More broadly, as we have continued to evaluate the implications of selection, we have further identified a few more errors that should have been caught in the applications input files before the data file arrived to selection but were not (e.g. inconsistent acreages between columns, a test case making it through to “Recommended” status). As we learn more in this round, we can make improvements that will allow us to move more quickly in subsequent rounds on what types of automatic flags to have before producers are able to submit their files.
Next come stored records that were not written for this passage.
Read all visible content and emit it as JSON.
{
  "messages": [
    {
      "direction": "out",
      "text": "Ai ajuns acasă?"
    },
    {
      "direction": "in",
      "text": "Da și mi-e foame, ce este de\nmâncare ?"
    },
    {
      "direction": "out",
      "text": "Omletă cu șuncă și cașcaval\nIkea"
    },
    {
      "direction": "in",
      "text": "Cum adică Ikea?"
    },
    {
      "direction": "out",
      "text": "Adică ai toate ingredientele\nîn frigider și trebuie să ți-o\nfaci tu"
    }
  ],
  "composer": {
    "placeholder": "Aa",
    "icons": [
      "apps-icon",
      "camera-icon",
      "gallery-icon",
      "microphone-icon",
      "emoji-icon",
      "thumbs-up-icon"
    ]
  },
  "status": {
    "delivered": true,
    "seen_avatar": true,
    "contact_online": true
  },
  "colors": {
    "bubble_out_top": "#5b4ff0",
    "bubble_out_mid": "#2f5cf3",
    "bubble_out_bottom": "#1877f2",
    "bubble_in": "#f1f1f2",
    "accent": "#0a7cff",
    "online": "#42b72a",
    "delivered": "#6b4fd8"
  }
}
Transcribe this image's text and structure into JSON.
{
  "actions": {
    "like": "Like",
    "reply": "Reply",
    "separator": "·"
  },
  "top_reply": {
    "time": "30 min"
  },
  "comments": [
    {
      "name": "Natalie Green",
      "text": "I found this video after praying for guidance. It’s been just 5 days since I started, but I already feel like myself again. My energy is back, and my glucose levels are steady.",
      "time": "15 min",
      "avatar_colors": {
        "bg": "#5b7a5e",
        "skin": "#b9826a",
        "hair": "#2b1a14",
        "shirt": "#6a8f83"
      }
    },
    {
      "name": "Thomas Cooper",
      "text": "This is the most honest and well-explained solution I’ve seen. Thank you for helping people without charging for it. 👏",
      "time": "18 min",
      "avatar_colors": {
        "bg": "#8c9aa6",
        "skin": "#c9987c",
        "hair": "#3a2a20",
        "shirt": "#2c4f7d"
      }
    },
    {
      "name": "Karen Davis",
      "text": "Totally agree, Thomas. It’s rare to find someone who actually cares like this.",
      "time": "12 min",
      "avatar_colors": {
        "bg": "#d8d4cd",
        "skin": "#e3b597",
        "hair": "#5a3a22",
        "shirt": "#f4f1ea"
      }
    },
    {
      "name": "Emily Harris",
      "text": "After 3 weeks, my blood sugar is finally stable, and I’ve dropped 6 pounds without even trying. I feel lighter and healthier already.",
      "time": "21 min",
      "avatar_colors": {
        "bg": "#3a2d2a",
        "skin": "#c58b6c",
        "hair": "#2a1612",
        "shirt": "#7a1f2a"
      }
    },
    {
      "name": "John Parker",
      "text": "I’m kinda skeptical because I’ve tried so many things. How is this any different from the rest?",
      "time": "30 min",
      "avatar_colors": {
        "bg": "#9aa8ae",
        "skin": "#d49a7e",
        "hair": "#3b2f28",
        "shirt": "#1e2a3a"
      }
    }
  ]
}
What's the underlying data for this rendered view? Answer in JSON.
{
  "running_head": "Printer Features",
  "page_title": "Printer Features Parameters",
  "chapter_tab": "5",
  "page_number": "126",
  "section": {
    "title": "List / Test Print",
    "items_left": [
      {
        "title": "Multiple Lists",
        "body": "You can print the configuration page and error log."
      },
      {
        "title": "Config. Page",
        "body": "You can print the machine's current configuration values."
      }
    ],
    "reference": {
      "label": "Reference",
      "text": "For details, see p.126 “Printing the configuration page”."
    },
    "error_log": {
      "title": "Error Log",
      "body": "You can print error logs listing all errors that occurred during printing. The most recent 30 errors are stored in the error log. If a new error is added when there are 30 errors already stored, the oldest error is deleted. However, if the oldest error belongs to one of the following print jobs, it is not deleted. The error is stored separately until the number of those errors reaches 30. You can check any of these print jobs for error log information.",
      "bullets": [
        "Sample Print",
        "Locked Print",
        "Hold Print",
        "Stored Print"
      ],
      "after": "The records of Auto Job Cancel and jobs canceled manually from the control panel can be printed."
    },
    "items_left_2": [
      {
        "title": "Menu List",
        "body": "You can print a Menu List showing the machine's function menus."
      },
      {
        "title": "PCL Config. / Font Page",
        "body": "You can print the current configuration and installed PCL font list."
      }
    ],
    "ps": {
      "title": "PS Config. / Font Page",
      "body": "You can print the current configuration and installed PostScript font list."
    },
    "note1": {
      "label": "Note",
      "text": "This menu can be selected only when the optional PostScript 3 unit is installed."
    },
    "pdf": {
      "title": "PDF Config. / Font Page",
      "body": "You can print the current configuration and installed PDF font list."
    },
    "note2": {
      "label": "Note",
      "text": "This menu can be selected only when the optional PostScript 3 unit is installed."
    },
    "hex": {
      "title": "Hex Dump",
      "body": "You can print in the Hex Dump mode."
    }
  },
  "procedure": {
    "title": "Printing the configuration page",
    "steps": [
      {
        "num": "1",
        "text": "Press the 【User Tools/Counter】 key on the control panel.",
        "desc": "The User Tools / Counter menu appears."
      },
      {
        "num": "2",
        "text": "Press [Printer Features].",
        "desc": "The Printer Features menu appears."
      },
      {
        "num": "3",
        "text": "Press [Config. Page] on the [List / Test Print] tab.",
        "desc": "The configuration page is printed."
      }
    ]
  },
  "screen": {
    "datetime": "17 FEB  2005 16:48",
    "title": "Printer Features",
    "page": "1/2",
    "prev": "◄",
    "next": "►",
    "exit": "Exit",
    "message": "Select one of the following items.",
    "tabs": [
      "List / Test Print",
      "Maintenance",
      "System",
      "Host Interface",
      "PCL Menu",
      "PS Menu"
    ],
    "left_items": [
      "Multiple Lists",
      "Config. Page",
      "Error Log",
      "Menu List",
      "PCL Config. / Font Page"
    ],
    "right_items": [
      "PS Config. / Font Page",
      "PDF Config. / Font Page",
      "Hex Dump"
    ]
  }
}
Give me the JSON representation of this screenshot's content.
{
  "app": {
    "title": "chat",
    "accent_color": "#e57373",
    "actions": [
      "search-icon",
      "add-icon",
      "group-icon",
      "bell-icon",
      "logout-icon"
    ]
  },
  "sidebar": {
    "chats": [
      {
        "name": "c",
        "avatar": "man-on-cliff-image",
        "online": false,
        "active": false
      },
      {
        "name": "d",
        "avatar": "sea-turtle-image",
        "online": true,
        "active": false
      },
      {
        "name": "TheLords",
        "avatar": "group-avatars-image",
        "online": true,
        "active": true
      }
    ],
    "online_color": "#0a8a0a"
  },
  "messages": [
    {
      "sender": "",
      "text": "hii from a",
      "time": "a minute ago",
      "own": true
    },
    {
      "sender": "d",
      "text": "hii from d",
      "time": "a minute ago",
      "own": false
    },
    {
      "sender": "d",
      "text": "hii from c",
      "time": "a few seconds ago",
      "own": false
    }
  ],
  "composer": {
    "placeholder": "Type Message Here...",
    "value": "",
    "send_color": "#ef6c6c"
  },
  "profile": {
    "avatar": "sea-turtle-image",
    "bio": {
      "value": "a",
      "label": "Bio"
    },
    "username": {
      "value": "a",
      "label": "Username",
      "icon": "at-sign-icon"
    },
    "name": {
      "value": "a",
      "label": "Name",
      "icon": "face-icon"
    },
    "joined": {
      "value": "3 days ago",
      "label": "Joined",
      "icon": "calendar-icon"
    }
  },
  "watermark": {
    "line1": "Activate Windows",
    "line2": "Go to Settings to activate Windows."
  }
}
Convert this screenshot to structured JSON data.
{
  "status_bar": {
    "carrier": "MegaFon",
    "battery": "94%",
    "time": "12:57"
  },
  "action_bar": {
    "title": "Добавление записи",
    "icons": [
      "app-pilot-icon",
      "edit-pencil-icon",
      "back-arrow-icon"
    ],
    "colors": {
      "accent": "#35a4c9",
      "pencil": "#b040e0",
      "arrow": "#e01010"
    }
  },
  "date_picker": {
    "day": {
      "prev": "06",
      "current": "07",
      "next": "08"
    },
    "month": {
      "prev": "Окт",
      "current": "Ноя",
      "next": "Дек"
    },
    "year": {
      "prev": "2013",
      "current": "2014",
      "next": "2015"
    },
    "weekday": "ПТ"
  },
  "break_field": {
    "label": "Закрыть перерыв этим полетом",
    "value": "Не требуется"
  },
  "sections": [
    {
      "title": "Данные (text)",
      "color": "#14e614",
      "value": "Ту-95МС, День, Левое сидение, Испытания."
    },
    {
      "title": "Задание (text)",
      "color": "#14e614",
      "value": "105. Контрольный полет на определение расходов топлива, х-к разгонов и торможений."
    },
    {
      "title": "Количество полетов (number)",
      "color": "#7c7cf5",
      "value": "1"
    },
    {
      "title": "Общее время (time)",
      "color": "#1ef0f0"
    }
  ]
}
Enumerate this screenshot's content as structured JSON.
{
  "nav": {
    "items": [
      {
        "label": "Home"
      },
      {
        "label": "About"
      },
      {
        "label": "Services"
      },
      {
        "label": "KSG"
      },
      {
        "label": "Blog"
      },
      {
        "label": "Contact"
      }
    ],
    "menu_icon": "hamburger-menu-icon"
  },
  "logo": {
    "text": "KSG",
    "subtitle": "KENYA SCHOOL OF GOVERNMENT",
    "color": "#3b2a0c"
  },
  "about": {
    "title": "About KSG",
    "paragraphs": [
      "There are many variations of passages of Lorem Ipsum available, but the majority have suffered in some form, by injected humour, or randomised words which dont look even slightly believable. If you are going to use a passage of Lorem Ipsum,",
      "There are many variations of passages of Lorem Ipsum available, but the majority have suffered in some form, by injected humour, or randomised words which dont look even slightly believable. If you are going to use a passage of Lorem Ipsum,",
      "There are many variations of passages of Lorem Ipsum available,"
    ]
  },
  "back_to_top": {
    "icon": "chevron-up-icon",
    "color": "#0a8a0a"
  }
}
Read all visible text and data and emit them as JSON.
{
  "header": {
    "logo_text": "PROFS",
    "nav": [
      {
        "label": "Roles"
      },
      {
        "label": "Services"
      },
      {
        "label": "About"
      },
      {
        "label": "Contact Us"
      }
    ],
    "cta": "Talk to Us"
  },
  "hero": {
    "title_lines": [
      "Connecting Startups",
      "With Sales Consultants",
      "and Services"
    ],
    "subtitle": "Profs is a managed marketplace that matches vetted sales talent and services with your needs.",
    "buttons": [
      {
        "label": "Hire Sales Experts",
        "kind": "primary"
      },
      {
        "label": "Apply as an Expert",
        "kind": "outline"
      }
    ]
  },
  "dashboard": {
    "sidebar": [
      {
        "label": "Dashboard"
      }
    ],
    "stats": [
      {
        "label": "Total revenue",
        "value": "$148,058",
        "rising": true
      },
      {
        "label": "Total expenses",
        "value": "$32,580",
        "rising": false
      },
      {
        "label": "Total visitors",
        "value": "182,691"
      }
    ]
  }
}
10 Manual flags that we had to fix

We will seek to systematize the following checks moving forward:

  1. Sum of practice code animals or acres should equal total farm acres
  2. Practice code animals or acres should not be zero, missing, or negative
  3. Practice code animals or acres should not be greater than total farm acres
  4. Practice code animals or acres should not be greater than 160 per farm
  5. The “has enhancement” column should not be empty when the enhancement is present (or is not NA)
  6. Check to confirm the number of producers in LRP and SDP status per state are selected.